The cell-based reporter gene assay revealed that all three substances, BVT.13, BVT.762, and BVT.763, are in fact potent activators of PPARγ. BVT.762 and BVT.763 were also shown to activate PPARα, whereas BVT.13 failed to bind and transcriptionally activate PPARα (25
). Structural alignments of the PPAR subtypes revealed one noteworthy amino acid difference in the vicinity of the heterocyclic substituent where residue Gly-284 in PPARγ has been substituted by a cysteine in PPARα and an arginine in PPARδ. The cysteine and the arginine side chains may restrict the space available for short and bulky substituents, providing an explanation for the selectivity of BVT.13.

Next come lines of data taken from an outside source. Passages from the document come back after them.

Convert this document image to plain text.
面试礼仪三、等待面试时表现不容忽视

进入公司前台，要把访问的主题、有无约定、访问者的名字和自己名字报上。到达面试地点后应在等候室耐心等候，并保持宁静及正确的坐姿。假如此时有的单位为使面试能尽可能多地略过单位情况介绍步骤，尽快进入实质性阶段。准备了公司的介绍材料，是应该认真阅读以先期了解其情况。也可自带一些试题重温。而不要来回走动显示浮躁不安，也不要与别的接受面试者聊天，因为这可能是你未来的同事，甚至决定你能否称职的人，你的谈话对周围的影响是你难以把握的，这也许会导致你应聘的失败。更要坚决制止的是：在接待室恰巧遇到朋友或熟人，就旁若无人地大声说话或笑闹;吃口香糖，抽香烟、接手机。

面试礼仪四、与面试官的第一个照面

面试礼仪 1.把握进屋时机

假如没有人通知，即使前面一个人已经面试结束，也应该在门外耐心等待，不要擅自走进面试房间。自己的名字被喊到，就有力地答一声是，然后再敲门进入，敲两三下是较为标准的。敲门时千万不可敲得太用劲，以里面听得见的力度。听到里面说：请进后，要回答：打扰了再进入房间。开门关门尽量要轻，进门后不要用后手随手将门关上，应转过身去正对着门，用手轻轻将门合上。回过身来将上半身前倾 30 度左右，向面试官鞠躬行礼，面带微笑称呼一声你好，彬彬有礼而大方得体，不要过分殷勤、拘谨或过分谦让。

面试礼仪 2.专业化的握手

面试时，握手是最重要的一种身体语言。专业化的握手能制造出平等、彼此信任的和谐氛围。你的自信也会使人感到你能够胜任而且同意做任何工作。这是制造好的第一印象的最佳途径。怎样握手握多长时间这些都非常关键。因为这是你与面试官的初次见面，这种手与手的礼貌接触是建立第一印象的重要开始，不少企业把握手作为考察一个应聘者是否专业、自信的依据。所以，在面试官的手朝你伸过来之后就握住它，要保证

In accordance with the in vitro data of PPARγ selective agonist activity, the administration of BVT.13 led to a significant reduction in plasma levels of glucose, insulin, triglycerides, free fatty acids, and cholesterol (Fig. 4 and data not shown). Furthermore, a significant increase in body weight was observed for both the BVT.13- and the rosiglitazone-treated animals compared with the vehicle-treated, although no difference in food intake was observed (data not shown). Weight increase is commonly associated with PPARγ agonist treatment and generally associated with the pharmacological activity mediated through PPARγ agonism (38). The ob/ob mouse, as a model for type 2 diabetes, is known to respond well to the PPARγ agonistic TZDs, which was also confirmed here by the rosiglitazone-treated group. The kinetic study using 100 mg/kg of BVT.13, yielded an approximate average steady-state unbound concentration of 1 µM. This dose corresponds to an approximate EC50 concentration, as determined for BVT.13 in the cell-based reporter gene assay. This suggests that at least the two higher dose groups were sufficiently exposed to BVT.13 to respond through PPARγ activation. We believe that the antidiabetic effects observed are likely because of PPARγ activation by BVT.13.
We concluded that the 2-BABA binding mode can be used to design isoform-specific PPAR modulators with biological activity in vivo and that direct interaction with helix 12 is not a necessity for transcriptional activation. With respect to the large ligand binding pockets of the PPARs (1250-1500 Å3), our observations present new possibilities for the design of PPAR modulators interacting with the receptor through binding sites distal to the classical activation site. This might also have implications for the transcriptional activation of other orphan NRs.